C'est souvent là que se joue la transformation digitale d'une PME : dans l'écart entre ce que le client voit en une seconde et ce que l'entreprise doit rendre fiable chaque jour.

Les résultats à lire comme des ordres de grandeur

D'après la matière de projet, la vente internet représentait au départ une part minoritaire des ventes, autour de 8 à 10 %. Pendant la période de bascule, elle a pu monter jusqu'à environ 60 %.

Le délai de livraison, lui, a été fortement comprimé : on passe d'un processus qui pouvait prendre plusieurs jours à une organisation capable de traiter les commandes de la journée et de viser une livraison dès le lendemain.

Ces chiffres doivent être lus comme des ordres de grandeur issus du retour d'expérience, mais ils disent bien l'essentiel : le projet ne se limitait pas à améliorer une interface. Il a permis d'absorber une hausse de demande sans multiplier proportionnellement la charge administrative.

Une méthode plus qu'un modèle

Ce qui rend ce cas intéressant pour d'autres entreprises, ce n'est pas le choix exact des outils. Une autre PME aurait pu choisir une autre plateforme, un autre ERP, un autre partenaire logistique.

La méthode, elle, reste transférable :

  • partir des commandes réelles, pas du fantasme d'un parcours idéal ;
  • cartographier les tâches invisibles ;
  • distinguer ce qui doit rester humain de ce qui peut être automatisé ;
  • distinguer ce qui doit rester en interne de ce qui peut être délégué à un spécialiste ;
  • connecter les outils pour éviter les doubles saisies ;
  • préserver les habitudes utiles des clients professionnels ;
  • utiliser les données de vente pour mieux produire, stocker et livrer.

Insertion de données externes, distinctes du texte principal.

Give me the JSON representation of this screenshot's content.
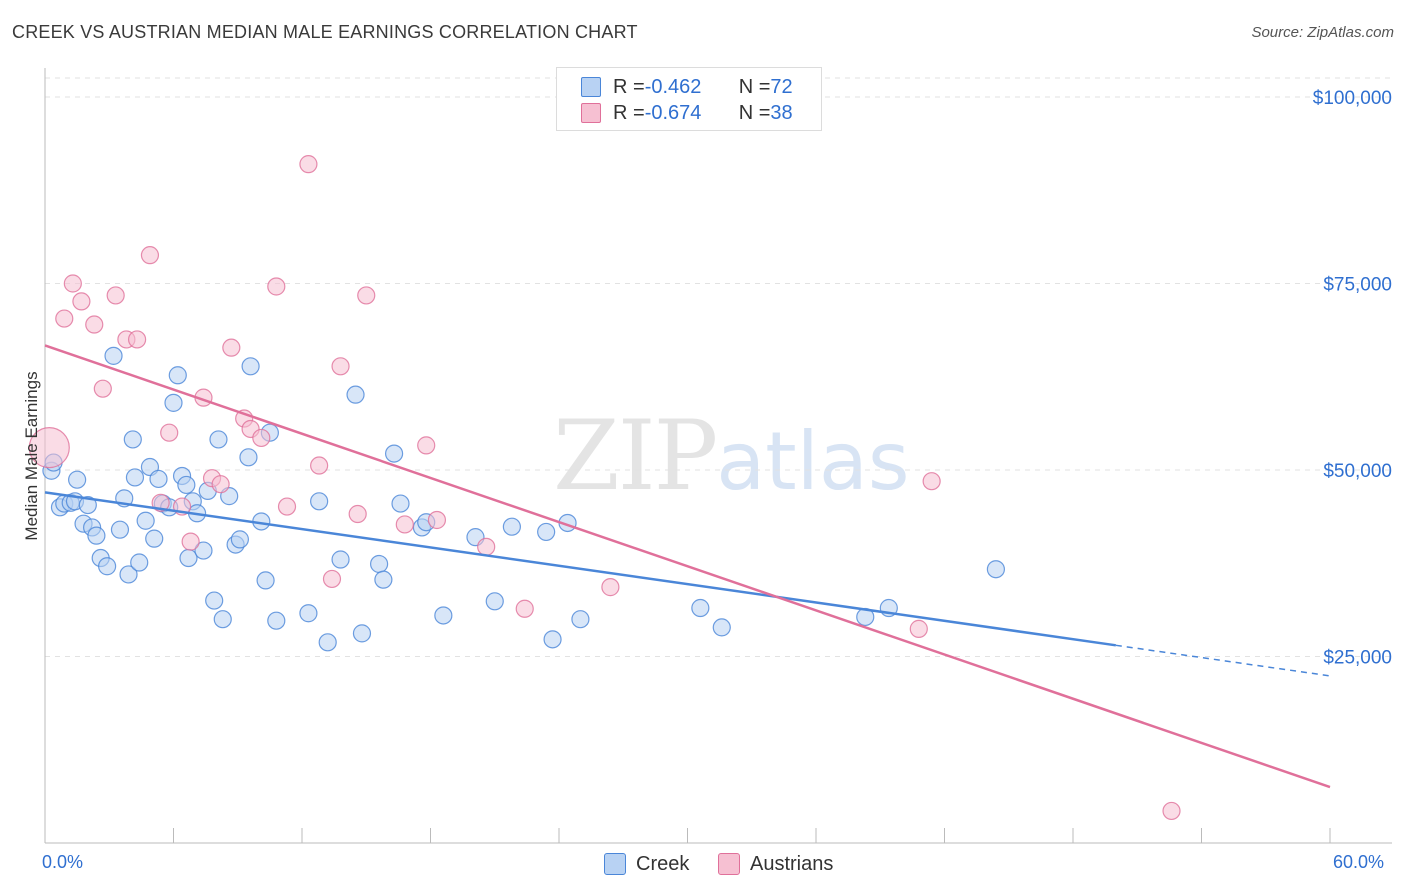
{
  "title": "CREEK VS AUSTRIAN MEDIAN MALE EARNINGS CORRELATION CHART",
  "source": "Source: ZipAtlas.com",
  "watermark": {
    "zip": "ZIP",
    "atlas": "atlas"
  },
  "legend": {
    "rows": [
      {
        "r_label": "R = ",
        "r_value": "-0.462",
        "n_label": "N = ",
        "n_value": "72"
      },
      {
        "r_label": "R = ",
        "r_value": "-0.674",
        "n_label": "N = ",
        "n_value": "38"
      }
    ]
  },
  "chart_data": {
    "type": "scatter",
    "title": "CREEK VS AUSTRIAN MEDIAN MALE EARNINGS CORRELATION CHART",
    "xlabel": "",
    "ylabel": "Median Male Earnings",
    "xlim": [
      0,
      60
    ],
    "ylim": [
      0,
      103000
    ],
    "x_tick_labels": [
      "0.0%",
      "60.0%"
    ],
    "y_ticks": [
      25000,
      50000,
      75000,
      100000
    ],
    "y_tick_labels": [
      "$25,000",
      "$50,000",
      "$75,000",
      "$100,000"
    ],
    "grid": true,
    "legend_position": "top-center",
    "colors": {
      "creek": "#4a86d8",
      "austrians": "#e0709a",
      "creek_fill": "#b8d2f3",
      "austrians_fill": "#f6c0d2"
    },
    "series": [
      {
        "name": "Creek",
        "r": -0.462,
        "n": 72,
        "trend": {
          "x0": 0,
          "y0": 47000,
          "x1": 50,
          "y1": 26500,
          "dash_to_x": 60,
          "dash_to_y": 22400
        },
        "points": [
          [
            0.3,
            49900
          ],
          [
            0.4,
            51000
          ],
          [
            0.7,
            45000
          ],
          [
            0.9,
            45500
          ],
          [
            1.2,
            45600
          ],
          [
            1.4,
            45800
          ],
          [
            1.5,
            48700
          ],
          [
            1.8,
            42800
          ],
          [
            2.0,
            45300
          ],
          [
            2.2,
            42300
          ],
          [
            2.4,
            41200
          ],
          [
            2.6,
            38200
          ],
          [
            2.9,
            37100
          ],
          [
            3.2,
            65300
          ],
          [
            3.5,
            42000
          ],
          [
            3.7,
            46200
          ],
          [
            3.9,
            36000
          ],
          [
            4.1,
            54100
          ],
          [
            4.2,
            49000
          ],
          [
            4.4,
            37600
          ],
          [
            4.7,
            43200
          ],
          [
            4.9,
            50400
          ],
          [
            5.1,
            40800
          ],
          [
            5.3,
            48800
          ],
          [
            5.5,
            45500
          ],
          [
            5.8,
            45000
          ],
          [
            6.0,
            59000
          ],
          [
            6.2,
            62700
          ],
          [
            6.4,
            49200
          ],
          [
            6.6,
            48000
          ],
          [
            6.7,
            38200
          ],
          [
            6.9,
            45800
          ],
          [
            7.1,
            44200
          ],
          [
            7.4,
            39200
          ],
          [
            7.6,
            47200
          ],
          [
            7.9,
            32500
          ],
          [
            8.1,
            54100
          ],
          [
            8.3,
            30000
          ],
          [
            8.6,
            46500
          ],
          [
            8.9,
            40000
          ],
          [
            9.1,
            40700
          ],
          [
            9.5,
            51700
          ],
          [
            9.6,
            63900
          ],
          [
            10.1,
            43100
          ],
          [
            10.3,
            35200
          ],
          [
            10.5,
            55000
          ],
          [
            10.8,
            29800
          ],
          [
            12.3,
            30800
          ],
          [
            12.8,
            45800
          ],
          [
            13.2,
            26900
          ],
          [
            13.8,
            38000
          ],
          [
            14.5,
            60100
          ],
          [
            14.8,
            28100
          ],
          [
            15.6,
            37400
          ],
          [
            15.8,
            35300
          ],
          [
            16.3,
            52200
          ],
          [
            16.6,
            45500
          ],
          [
            17.6,
            42300
          ],
          [
            17.8,
            43000
          ],
          [
            18.6,
            30500
          ],
          [
            20.1,
            41000
          ],
          [
            21.0,
            32400
          ],
          [
            21.8,
            42400
          ],
          [
            23.4,
            41700
          ],
          [
            23.7,
            27300
          ],
          [
            24.4,
            42900
          ],
          [
            25.0,
            30000
          ],
          [
            30.6,
            31500
          ],
          [
            31.6,
            28900
          ],
          [
            38.3,
            30300
          ],
          [
            39.4,
            31500
          ],
          [
            44.4,
            36700
          ]
        ]
      },
      {
        "name": "Austrians",
        "r": -0.674,
        "n": 38,
        "trend": {
          "x0": 0,
          "y0": 66700,
          "x1": 60,
          "y1": 7500
        },
        "points": [
          [
            0.2,
            53000
          ],
          [
            0.9,
            70300
          ],
          [
            1.3,
            75000
          ],
          [
            1.7,
            72600
          ],
          [
            2.3,
            69500
          ],
          [
            2.7,
            60900
          ],
          [
            3.3,
            73400
          ],
          [
            3.8,
            67500
          ],
          [
            4.3,
            67500
          ],
          [
            4.9,
            78800
          ],
          [
            5.4,
            45600
          ],
          [
            5.8,
            55000
          ],
          [
            6.4,
            45100
          ],
          [
            6.8,
            40400
          ],
          [
            7.4,
            59700
          ],
          [
            7.8,
            48900
          ],
          [
            8.2,
            48100
          ],
          [
            8.7,
            66400
          ],
          [
            9.3,
            56900
          ],
          [
            9.6,
            55500
          ],
          [
            10.1,
            54300
          ],
          [
            10.8,
            74600
          ],
          [
            11.3,
            45100
          ],
          [
            12.3,
            91000
          ],
          [
            12.8,
            50600
          ],
          [
            13.4,
            35400
          ],
          [
            13.8,
            63900
          ],
          [
            14.6,
            44100
          ],
          [
            15.0,
            73400
          ],
          [
            16.8,
            42700
          ],
          [
            17.8,
            53300
          ],
          [
            18.3,
            43300
          ],
          [
            20.6,
            39700
          ],
          [
            22.4,
            31400
          ],
          [
            26.4,
            34300
          ],
          [
            40.8,
            28700
          ],
          [
            41.4,
            48500
          ],
          [
            52.6,
            4300
          ]
        ]
      }
    ]
  }
}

Une transformation digitale réussie n'est pas forcément celle qui remplace tout. C'est souvent celle qui rend l'entreprise plus lisible pour elle-même, en l'aidant à comprendre où se situe sa vraie valeur.

Dans le cas de Grain Noir, le projet a relié e-commerce, facturation, paiement, connaissance client, stock externalisé, logistique et production. Il a aussi montré une chose simple : quand le marché bouge vite, la meilleure réponse n'est pas toujours d'ajouter une couche numérique. C'est d'automatiser ou de déléguer ce qui éloigne l'entreprise de son cœur de métier, pour refaire circuler le travail plus proprement.